Rasulullah Shallallahu Alaihi Wasallam juga menegaskan dalam sabdanya :

مَن أَكْثَرَ الِاسْتِغْفَارَ جَعَلَ اللهُ لَهُ مِنْ كُلِّ هَمٍّ فَرَجاً، وَمِنْ كُلِّ ضَيْقٍ مَخْرَجاً، وَرَزَقَهُ مِنْ حَيْثُ لاَ يَحْتَسِبُ

Barangsiapa memperbanyak istighfar, niscaya Allâh merubah setiap kesedihannya menjadi kegembiraan; Allah Azza wa Jalla memberikan solusi dari setiap kesempitannya (kesulitannya), dan Allâh anugerahkan rizki dari jalur yang tiada disangka-sangka. (HR. Ahmad dan al-Hakim)

Ketiga sedekah mendatangkan rezeki bahkan dengan berlipat-lipat. Inilah jaminan Allah bahwa bersedekah bukan mengurangi harta dan bertambah miskin namun akan membuatnya semakin kaya bersedekah ibarat sumber air yang terus mengalir.

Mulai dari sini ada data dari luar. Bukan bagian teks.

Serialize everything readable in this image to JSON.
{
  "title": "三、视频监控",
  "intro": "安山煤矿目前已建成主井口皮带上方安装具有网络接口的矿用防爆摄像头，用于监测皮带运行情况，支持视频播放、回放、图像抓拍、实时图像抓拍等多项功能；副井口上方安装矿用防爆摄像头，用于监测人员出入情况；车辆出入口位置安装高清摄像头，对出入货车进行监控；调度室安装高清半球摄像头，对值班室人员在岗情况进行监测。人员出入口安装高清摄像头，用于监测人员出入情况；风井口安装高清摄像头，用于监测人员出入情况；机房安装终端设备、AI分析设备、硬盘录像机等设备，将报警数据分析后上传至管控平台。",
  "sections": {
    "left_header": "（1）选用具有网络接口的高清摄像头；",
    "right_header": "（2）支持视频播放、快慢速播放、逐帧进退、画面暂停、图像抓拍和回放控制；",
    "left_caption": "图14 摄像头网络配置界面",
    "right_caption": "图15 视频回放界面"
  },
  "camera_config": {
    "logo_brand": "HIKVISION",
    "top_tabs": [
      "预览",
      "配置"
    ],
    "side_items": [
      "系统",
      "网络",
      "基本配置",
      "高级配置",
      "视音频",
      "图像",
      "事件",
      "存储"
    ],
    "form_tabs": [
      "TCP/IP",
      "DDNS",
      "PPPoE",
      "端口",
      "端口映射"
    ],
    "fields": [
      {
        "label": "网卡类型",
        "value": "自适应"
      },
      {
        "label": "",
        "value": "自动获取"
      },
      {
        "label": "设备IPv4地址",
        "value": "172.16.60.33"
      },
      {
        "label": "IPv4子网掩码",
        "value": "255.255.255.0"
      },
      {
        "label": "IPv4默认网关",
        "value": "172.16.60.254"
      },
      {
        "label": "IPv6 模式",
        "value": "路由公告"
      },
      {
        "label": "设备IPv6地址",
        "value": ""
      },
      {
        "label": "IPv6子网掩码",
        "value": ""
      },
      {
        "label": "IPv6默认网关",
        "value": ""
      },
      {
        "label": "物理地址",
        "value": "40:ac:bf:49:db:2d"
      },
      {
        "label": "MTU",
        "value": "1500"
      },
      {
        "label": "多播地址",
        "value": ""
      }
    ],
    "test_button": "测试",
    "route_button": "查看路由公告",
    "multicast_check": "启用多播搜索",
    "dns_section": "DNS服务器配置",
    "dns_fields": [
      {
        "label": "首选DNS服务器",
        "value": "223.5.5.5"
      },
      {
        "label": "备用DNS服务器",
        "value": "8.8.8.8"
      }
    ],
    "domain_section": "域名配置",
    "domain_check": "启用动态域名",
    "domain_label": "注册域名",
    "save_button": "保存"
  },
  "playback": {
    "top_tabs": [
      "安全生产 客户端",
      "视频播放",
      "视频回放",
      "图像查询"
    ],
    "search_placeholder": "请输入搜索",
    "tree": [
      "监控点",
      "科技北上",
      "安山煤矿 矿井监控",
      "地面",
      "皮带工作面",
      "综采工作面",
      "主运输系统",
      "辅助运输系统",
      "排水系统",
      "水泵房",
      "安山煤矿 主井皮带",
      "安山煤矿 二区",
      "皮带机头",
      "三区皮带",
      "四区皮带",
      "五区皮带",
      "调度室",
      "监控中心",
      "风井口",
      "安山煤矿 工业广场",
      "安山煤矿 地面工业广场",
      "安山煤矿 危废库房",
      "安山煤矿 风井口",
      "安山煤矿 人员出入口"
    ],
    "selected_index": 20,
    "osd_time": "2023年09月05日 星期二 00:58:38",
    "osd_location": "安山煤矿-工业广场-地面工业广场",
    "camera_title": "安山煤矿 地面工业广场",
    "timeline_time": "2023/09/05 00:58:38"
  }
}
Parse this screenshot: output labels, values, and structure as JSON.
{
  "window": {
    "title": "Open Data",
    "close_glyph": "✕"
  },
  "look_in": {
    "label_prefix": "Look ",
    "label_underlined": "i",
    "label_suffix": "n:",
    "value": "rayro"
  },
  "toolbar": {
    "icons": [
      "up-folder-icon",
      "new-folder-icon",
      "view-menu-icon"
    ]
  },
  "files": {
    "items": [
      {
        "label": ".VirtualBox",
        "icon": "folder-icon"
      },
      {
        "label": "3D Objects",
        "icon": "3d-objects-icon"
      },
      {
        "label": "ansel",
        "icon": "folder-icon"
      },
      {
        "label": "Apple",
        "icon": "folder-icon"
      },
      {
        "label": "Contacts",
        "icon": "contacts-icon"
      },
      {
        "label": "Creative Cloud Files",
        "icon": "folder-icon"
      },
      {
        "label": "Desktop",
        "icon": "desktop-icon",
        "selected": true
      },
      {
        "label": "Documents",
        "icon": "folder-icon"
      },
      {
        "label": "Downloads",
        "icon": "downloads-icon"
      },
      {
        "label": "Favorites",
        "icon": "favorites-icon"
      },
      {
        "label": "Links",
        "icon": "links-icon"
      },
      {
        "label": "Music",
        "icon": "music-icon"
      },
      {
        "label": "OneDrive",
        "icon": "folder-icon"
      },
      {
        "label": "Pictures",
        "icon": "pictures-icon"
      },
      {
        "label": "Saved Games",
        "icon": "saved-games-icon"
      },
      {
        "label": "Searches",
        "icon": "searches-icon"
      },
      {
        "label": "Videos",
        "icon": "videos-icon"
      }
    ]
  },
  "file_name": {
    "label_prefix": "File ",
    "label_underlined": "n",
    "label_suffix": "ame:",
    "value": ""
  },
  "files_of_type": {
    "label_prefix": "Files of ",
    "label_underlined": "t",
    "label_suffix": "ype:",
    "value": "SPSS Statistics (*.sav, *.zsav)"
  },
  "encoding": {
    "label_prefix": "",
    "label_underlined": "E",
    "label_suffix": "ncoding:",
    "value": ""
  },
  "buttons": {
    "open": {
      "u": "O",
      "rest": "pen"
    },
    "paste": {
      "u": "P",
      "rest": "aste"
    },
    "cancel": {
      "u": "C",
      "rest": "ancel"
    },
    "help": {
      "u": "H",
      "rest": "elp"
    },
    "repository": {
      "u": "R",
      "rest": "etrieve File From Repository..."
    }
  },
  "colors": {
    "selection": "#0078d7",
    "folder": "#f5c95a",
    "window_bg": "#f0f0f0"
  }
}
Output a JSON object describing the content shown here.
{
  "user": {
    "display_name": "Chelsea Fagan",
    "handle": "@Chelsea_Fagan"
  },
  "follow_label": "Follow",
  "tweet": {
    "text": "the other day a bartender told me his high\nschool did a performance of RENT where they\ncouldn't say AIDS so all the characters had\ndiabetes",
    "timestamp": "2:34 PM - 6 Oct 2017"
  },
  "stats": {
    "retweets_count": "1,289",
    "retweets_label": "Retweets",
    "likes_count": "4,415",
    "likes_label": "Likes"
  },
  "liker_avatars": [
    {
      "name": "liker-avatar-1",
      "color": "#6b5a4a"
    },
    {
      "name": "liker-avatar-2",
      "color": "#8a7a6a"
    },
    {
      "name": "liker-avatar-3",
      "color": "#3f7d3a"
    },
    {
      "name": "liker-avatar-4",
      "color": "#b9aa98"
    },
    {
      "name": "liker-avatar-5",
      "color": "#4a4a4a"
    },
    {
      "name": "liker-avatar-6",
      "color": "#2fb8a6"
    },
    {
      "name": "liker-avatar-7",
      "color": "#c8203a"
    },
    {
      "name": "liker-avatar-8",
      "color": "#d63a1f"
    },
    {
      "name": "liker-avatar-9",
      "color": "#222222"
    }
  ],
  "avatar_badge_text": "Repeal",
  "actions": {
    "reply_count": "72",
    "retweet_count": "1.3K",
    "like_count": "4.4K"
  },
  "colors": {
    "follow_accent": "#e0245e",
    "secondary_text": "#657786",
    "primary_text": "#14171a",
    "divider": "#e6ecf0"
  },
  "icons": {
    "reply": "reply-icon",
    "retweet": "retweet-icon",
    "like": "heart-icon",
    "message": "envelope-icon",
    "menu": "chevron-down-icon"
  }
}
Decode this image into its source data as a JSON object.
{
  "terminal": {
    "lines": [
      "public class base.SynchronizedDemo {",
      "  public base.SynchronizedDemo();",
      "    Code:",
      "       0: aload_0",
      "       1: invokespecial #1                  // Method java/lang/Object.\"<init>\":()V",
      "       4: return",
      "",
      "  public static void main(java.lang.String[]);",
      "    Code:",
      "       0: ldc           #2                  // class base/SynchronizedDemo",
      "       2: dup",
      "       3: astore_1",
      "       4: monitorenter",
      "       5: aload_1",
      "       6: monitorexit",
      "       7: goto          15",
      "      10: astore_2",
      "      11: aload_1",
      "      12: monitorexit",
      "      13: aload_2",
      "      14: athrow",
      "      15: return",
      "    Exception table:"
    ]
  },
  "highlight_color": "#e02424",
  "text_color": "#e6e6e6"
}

Firman Allah di dalam Alquran :

وَمَا أَنْفَقْتُمْ مِنْ شَيْءٍ فَهُوَ يُخْلِفُهُ

“Dan barang apa saja yang kamu nafkahkan, maka Allah akan menggantinya dan Dia lah Pemberi rezeki yang sebaik-baiknya” (Qs Saba’ 39).

Dalam sebuah Hadis Qudsi yang diriwayatkan dari Abu Hurairah radhiyallahu ‘anhu, Rasulullah shallallahu ‘alaihi wasallam bersabda, Allah Ta’ala berfirman:

أَنْفِقْ يَا ابْنَ آدَمَ أُنْفِقْ عَلَيْكَ

“Berinfaklah wahai anak Adam, niscaya Aku berinfak kepadamu” (Muttafaq ‘Alaih).

Demikian pula di dalam hadisnya, Rasulullah bersabda :

ما نقص مال من صدقة بل يزداد بل يزداد

Artinya : “Tidak akan berkurang harta yang disedekahkan, bahkan bertambah, bahkan bertambah.”

Solusi keempat adalah dengan memperbanyak dzikir pagi dan petang. Berdzikir atau berdoa adalah bentuk kepasrahan dan ketawakalan kepada Allah swt. Sehingga seseorang yang telah menyerahkan dirinya kepada Allah Dzat Yang Maha kaya dan Maha Pemberi rezeki maka tentu segala urusannya akan diambil alih oleh Allah swt dan kehidupannya akan dicukupi olehNya serta diberikan rezeki dari tempat yang tak di sangka-sangka.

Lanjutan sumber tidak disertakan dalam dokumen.